O vendedor de panos de prato André Nunes, de 30 anos, agora pede trocados para almoçar em um restaurante popular. A diarista Larissa Nogueira, de 45, espera por uma cesta básica na porta de uma igreja. Aos 53, o guardador de carros Rogério Silva teve de voltar a morar com a filha. Sem ocupação desde o início da pandemia da covid-19 no Brasil, eles são o retrato do grupo que mais sente a falta de trabalho: os informais.
Se os impactos da pandemia da covid-19 vão se mostrando mais cruéis no mercado de trabalho, o peso é maior sobre os brasileiros em funções precárias. Para cada trabalhador com carteira assinada que ficou desempregado, dois informais ficaram sem trabalhar entre o trimestre encerrado em fevereiro e os três meses até maio, segundo cálculos do professor sênior da Universidade de São Paulo (USP) Hélio Zylberstajn, com base na Pesquisa Nacional por Amostra de Domicílios (Pnad) Contínua, do Instituto Brasileiro de Geografia e Estatística (IBGE).
No período, 3,98 milhões de informais perderam sua principal fonte de renda. No caso dos formais, 1,99 milhão ficaram desocupados.
Reportagem do Estadão publicada na última semana mostrou que, de maneira inédita, mais da metade da população brasileira em idade para trabalhar estava sem ocupação no trimestre encerrado em maio, segundo o IBGE.
Sem acesso à rede de proteção social do trabalho com carteira assinada, o informal está mais exposto aos efeitos das crises.
Geralmente estão em funções que dependem da renda dos demais trabalhadores e ficam sem opção quando há uma queda da atividade econômica.

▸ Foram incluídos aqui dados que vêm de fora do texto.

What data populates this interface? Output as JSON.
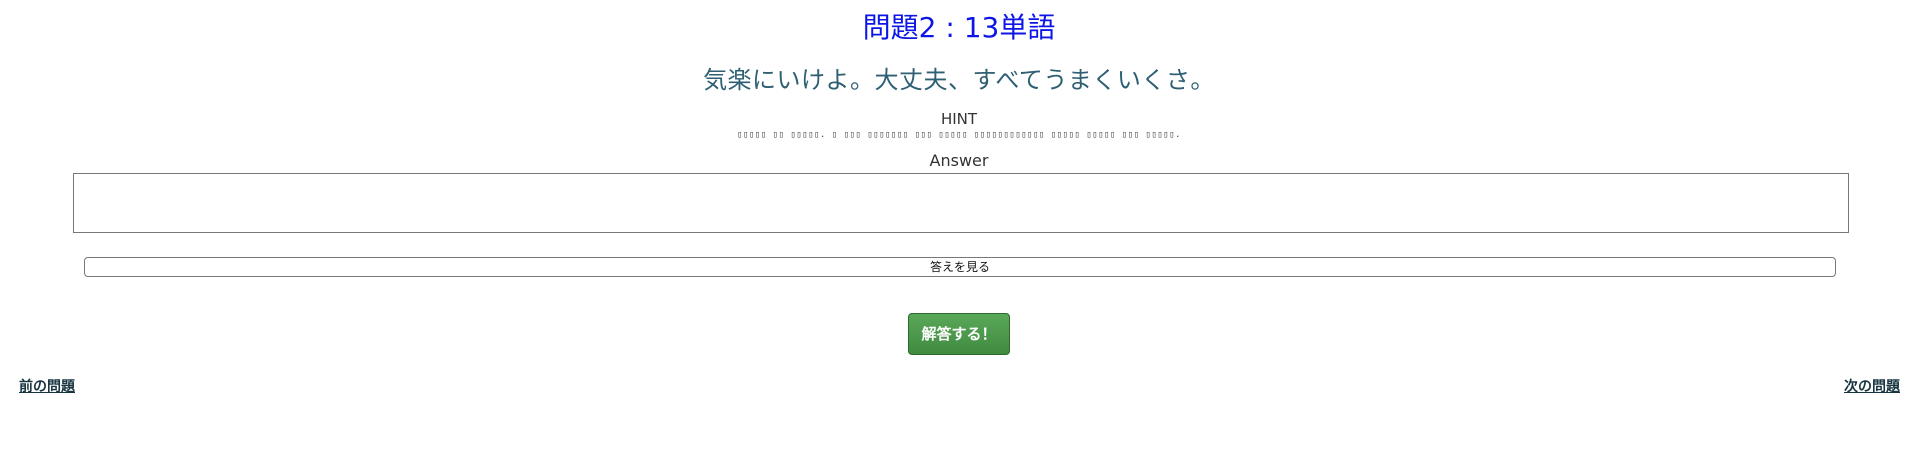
{
  "question": {
    "title": "問題2 : 13単語",
    "sentence": "気楽にいけよ。大丈夫、すべてうまくいくさ。",
    "hint_label": "HINT",
    "hint_text": "▯▯▯▯▯ ▯▯ ▯▯▯▯▯. ▯ ▯▯▯ ▯▯▯▯▯▯▯ ▯▯▯ ▯▯▯▯▯ ▯▯▯▯▯▯▯▯▯▯▯▯ ▯▯▯▯▯ ▯▯▯▯▯ ▯▯▯ ▯▯▯▯▯."
  },
  "answer": {
    "label": "Answer",
    "value": ""
  },
  "buttons": {
    "show_answer": "答えを見る",
    "submit": "解答する！"
  },
  "nav": {
    "prev": "前の問題",
    "next": "次の問題"
  },
  "colors": {
    "title": "#0d16e6",
    "sentence": "#2f5f73",
    "submit_bg": "#4a9a4a",
    "link": "#17343f"
  }
}
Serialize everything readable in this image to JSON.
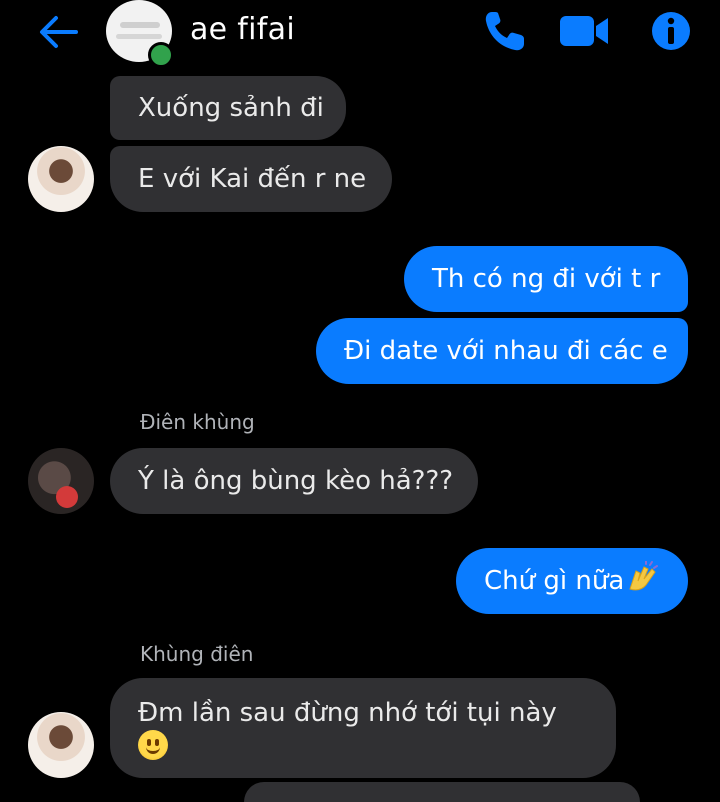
{
  "header": {
    "title": "ae fifai",
    "back_icon": "arrow-left-icon",
    "call_icon": "phone-icon",
    "video_icon": "video-camera-icon",
    "info_icon": "info-icon",
    "accent_color": "#0a7cff"
  },
  "messages": [
    {
      "side": "in",
      "text": "Xuống sảnh đi"
    },
    {
      "side": "in",
      "text": "E với Kai đến r ne"
    },
    {
      "side": "out",
      "text": "Th có ng đi với t r"
    },
    {
      "side": "out",
      "text": "Đi date với nhau đi các e"
    },
    {
      "side": "in",
      "sender": "Điên khùng",
      "text": "Ý là ông bùng kèo hả???"
    },
    {
      "side": "out",
      "text": "Chứ gì nữa",
      "emoji": "raising-hands-emoji"
    },
    {
      "side": "in",
      "sender": "Khùng điên",
      "text": "Đm lần sau đừng nhớ tới tụi này",
      "emoji": "smiling-face-emoji"
    }
  ]
}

Na crise atual, que tem limitado a circulação de milhões de pessoas pelas cidades brasileiras, o vendedor de café parou de trabalhar na porta do metrô e o camelô perdeu a freguesia. “O grupo informal foi o que mais sofreu logo no início da quarentena. Para eles, a ocupação se dissipou imediatamente, na medida em que a demanda por seus serviços desapareceu”, diz Zylberstajn.
Segundo o economista, também serão os informais que devem puxar a recuperação do mercado de trabalho no ano que vem, já que tradicionalmente as empresas demoram a recontratar, e as pessoas voltam para o mercado como podem. Em 2017, logo após a última recessão, o número de brasileiros trabalhando por conta própria e sem carteira assinada superou pela primeira vez o daqueles que tinham um emprego formal. O ano terminou com 34,3 milhões de informais e por conta própria, ante 33,3 formais, segundo o IBGE.
Na avaliação de Zylberstajn, o melhor desempenho do emprego formal durante a pandemia indica que as medidas de redução de jornada de trabalho e de salário e a suspensão dos contratos, embora duras, ajudaram a manter empregos. “O prejuízo foi contido, sem a Medida Provisória 936 teria sido pior.”
Ainda, assim, um levantamento feito por pesquisadores do Instituto Brasileiro de Economia, da Fundação Getulio Vargas (Ibre/FGV) aponta que, em função de redução de salário por conta da pandemia, 3,8% das famílias acabaram atrasando o pagamento de contas, enquanto 9,1% ficaram inadimplentes por terem perdido o emprego. De acordo com Viviane Seda, do Ibre, as dificuldades das famílias podem ter efeito redutor na recuperação da economia em 2021.
O diretor do Departamento Intersindical de Estatística e Estudos Socioeconômicos (Dieese) Clemente Ganz Lúcio pondera que a crise vai deixar um contingente de endividados e corroer a renda sobretudo entre os informais, mesmo com medidas como o auxílio emergencial de R$ 600 para a baixa renda. “E enquanto outros países já trabalham para pensar a saída da crise, o governo do Brasil fala em reformas.”